Rates and prevalence of cervical cancer in the United States, especially among older women, are likely higher than what current statistics indicate. Past analyses did not account for all influential factors, a new study suggests.

The study, published in the peer-reviewed journal Cancer, argues that professionals studying the prevalence of cervical cancer in the United States have been severely misled by what was accepted as fact, simply due to the inclusion of extraneous data - namely the inclusion of women who have had a hysterectomy.

According to the American Cancer Society (ACS), women between the ages of 40 and 44 are at the highest risk of cervical cancer, with 15.6 women being diagnosed with the disease per every 100,000. This is why current ACS guidelines recommend that women should be screened for cervical cancer every three years after they turn 21, and then every five years after they turn 55. ACS notes that women need not continue with screenings after they turn 65 if regular screenings prior to then did not indicate an elevated risk of cancer.
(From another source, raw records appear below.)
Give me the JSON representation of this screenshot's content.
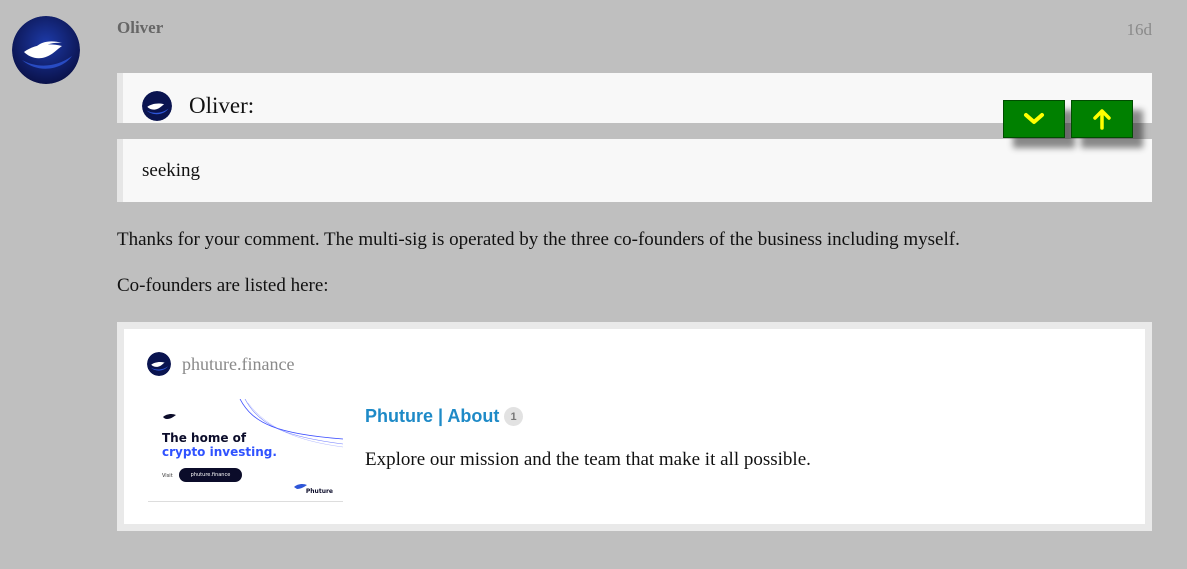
{
  "post": {
    "author": "Oliver",
    "timestamp": "16d",
    "avatar_icon": "phuture-logo-icon"
  },
  "quote": {
    "author": "Oliver:",
    "text": "seeking"
  },
  "nav": {
    "down_icon": "chevron-down-icon",
    "up_icon": "arrow-up-icon",
    "button_color": "#008000",
    "icon_color": "#ffff00"
  },
  "body": {
    "paragraph_1": "Thanks for your comment. The multi-sig is operated by the three co-founders of the business including myself.",
    "paragraph_2": "Co-founders are listed here:"
  },
  "onebox": {
    "site": "phuture.finance",
    "title": "Phuture | About",
    "click_count": "1",
    "description": "Explore our mission and the team that make it all possible.",
    "thumbnail": {
      "headline_1": "The home of",
      "headline_2": "crypto investing.",
      "visit_label": "Visit",
      "pill_text": "phuture.finance",
      "brand": "Phuture"
    },
    "title_color": "#1e8ac7"
  }
}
However, a new analysis of US cervical cancer diagnoses data suggests that women past the age of 65 may in fact be the most at risk of the disease, with nearly 19 in every 100,000 women developing the cancer.

How was this overlooked? According to the study, current ACS statistics include women with total hysterectomies, skewing the data. Total hysterectomies involve the removal of the uterus and cervix. Of course, women who have undergone this procedure cannot be diagnosed with cervical cancer, and should not have been included in the national statistics, researchers advocate.
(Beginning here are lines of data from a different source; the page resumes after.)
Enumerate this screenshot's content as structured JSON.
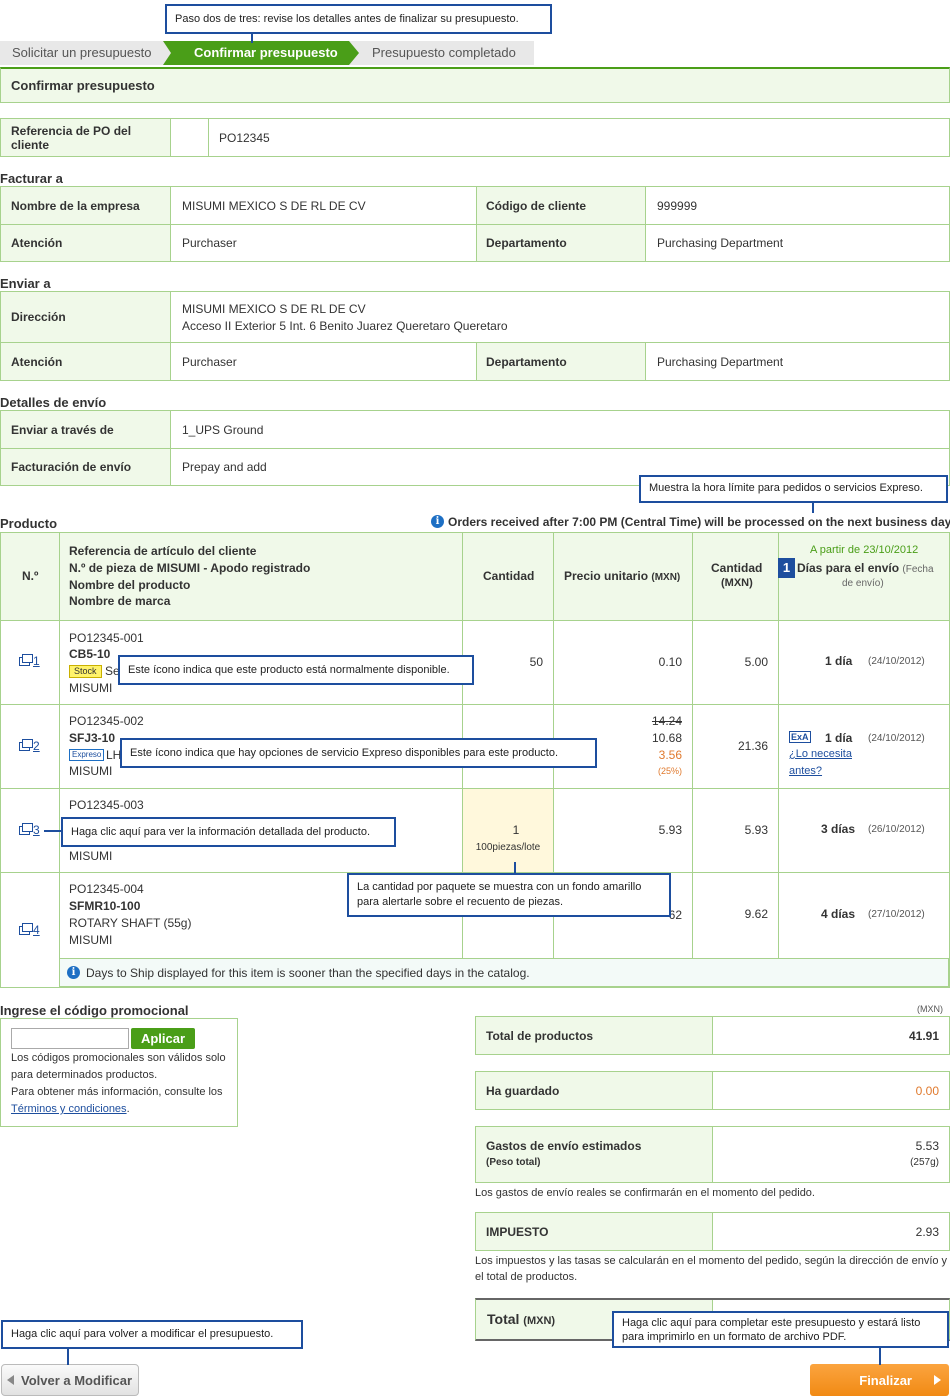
{
  "tooltips": {
    "step": "Paso dos de tres: revise los detalles antes de finalizar su presupuesto.",
    "express_cutoff": "Muestra la hora límite para pedidos o servicios Expreso.",
    "stock": "Este ícono indica que este producto está normalmente disponible.",
    "express": "Este ícono indica que hay opciones de servicio Expreso disponibles para este producto.",
    "detail": "Haga clic aquí para ver la información detallada del producto.",
    "lot_line1": "La cantidad por paquete se muestra con un fondo amarillo",
    "lot_line2": "para alertarle sobre el recuento de piezas.",
    "modify": "Haga clic aquí para volver a modificar el presupuesto.",
    "finalize_line1": "Haga clic aquí para completar este presupuesto y estará listo",
    "finalize_line2": "para imprimirlo en un formato de archivo PDF."
  },
  "steps": [
    "Solicitar un presupuesto",
    "Confirmar presupuesto",
    "Presupuesto completado"
  ],
  "page_title": "Confirmar presupuesto",
  "po": {
    "label": "Referencia de PO del cliente",
    "value": "PO12345"
  },
  "bill": {
    "title": "Facturar a",
    "company_label": "Nombre de la empresa",
    "company": "MISUMI MEXICO S DE RL DE CV",
    "code_label": "Código de cliente",
    "code": "999999",
    "attn_label": "Atención",
    "attn": "Purchaser",
    "dept_label": "Departamento",
    "dept": "Purchasing Department"
  },
  "ship": {
    "title": "Enviar a",
    "addr_label": "Dirección",
    "addr1": "MISUMI MEXICO S DE RL DE CV",
    "addr2": "Acceso II Exterior 5 Int. 6 Benito Juarez Queretaro Queretaro",
    "attn_label": "Atención",
    "attn": "Purchaser",
    "dept_label": "Departamento",
    "dept": "Purchasing Department"
  },
  "shipping": {
    "title": "Detalles de envío",
    "via_label": "Enviar a través de",
    "via": "1_UPS Ground",
    "billing_label": "Facturación de envío",
    "billing": "Prepay and add"
  },
  "product": {
    "title": "Producto",
    "notice": "Orders received after 7:00 PM (Central Time) will be processed on the next business day.",
    "headers": {
      "no": "N.º",
      "ref1": "Referencia de artículo del cliente",
      "ref2": "N.º de pieza de MISUMI - Apodo registrado",
      "ref3": "Nombre del producto",
      "ref4": "Nombre de marca",
      "qty": "Cantidad",
      "unit": "Precio unitario",
      "unit_cur": "(MXN)",
      "amount": "Cantidad",
      "amount_cur": "(MXN)",
      "date_note": "A partir de 23/10/2012",
      "badge": "1",
      "days": "Días para el envío",
      "days_sub1": "(Fecha",
      "days_sub2": "de envío)"
    },
    "rows": [
      {
        "no": "1",
        "ref": "PO12345-001",
        "part": "CB5-10",
        "badge": "Stock",
        "name": "Se",
        "brand": "MISUMI",
        "qty": "50",
        "unit": "0.10",
        "amount": "5.00",
        "days": "1 día",
        "date": "(24/10/2012)"
      },
      {
        "no": "2",
        "ref": "PO12345-002",
        "part": "SFJ3-10",
        "badge": "Expreso",
        "name": "LH",
        "brand": "MISUMI",
        "list": "14.24",
        "unit": "10.68",
        "disc": "3.56",
        "pct": "(25%)",
        "amount": "21.36",
        "exp": "ExA",
        "days": "1 día",
        "date": "(24/10/2012)",
        "need1": "¿Lo necesita",
        "need2": "antes?"
      },
      {
        "no": "3",
        "ref": "PO12345-003",
        "brand": "MISUMI",
        "qty": "1",
        "lot": "100piezas/lote",
        "unit": "5.93",
        "amount": "5.93",
        "days": "3 días",
        "date": "(26/10/2012)"
      },
      {
        "no": "4",
        "ref": "PO12345-004",
        "part": "SFMR10-100",
        "name": "ROTARY SHAFT (55g)",
        "brand": "MISUMI",
        "unit": "62",
        "amount": "9.62",
        "days": "4 días",
        "date": "(27/10/2012)"
      }
    ],
    "footnote": "Days to Ship displayed for this item is sooner than the specified days in the catalog."
  },
  "promo": {
    "title": "Ingrese el código promocional",
    "button": "Aplicar",
    "text1": "Los códigos promocionales son válidos solo",
    "text2": "para determinados productos.",
    "text3": "Para obtener más información, consulte los",
    "link": "Términos y condiciones",
    "after": "."
  },
  "totals": {
    "currency": "(MXN)",
    "products_label": "Total de productos",
    "products": "41.91",
    "saved_label": "Ha guardado",
    "saved": "0.00",
    "shipping_label": "Gastos de envío estimados",
    "weight_label": "(Peso total)",
    "shipping": "5.53",
    "weight": "(257g)",
    "shipping_note": "Los gastos de envío reales se confirmarán en el momento del pedido.",
    "tax_label": "IMPUESTO",
    "tax": "2.93",
    "tax_note1": "Los impuestos y las tasas se calcularán en el momento del pedido, según la dirección de envío y",
    "tax_note2": "el total de productos.",
    "total_label": "Total",
    "total_cur": "(MXN)"
  },
  "buttons": {
    "back": "Volver a Modificar",
    "finalize": "Finalizar"
  },
  "colors": {
    "accent": "#4a9e18",
    "border": "#a7d28d",
    "label_bg": "#f0f9e9",
    "callout": "#1d4e9e",
    "orange": "#f7931e",
    "discount": "#e07a2e"
  }
}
When analysts removed total hysterectomy prevalence from the "at risk " cervical cancer population, the researchers found that the 65-and-over age group was the most severely affected, resulting in a rise of incidents rates from a mere 11.7 per 100,000 women to 18.6 per 100,000 women.

Alarmingly, the overall trend of cervical cancer risk also changed with this tweak. Originally it was assumed that cervical cancer rates peaked around the age of 40 and fell off by age 65. Now the researchers found that the overall incidents rates actually increased with age, peaking between the age 65 and 69.

These numbers indicate that the understanding of cervical cancer patterns in the US was completely wrong, and it was this incorrect understanding that led to the creation of current screening guidelines.

"Given the high and not declining rate of cervical cancer in women over the age of 60 to 65 years... risk and screening guidelines for cervical cancer in older women may need to be reconsidered," the study concludes.

The study was published in Cancer on May 12.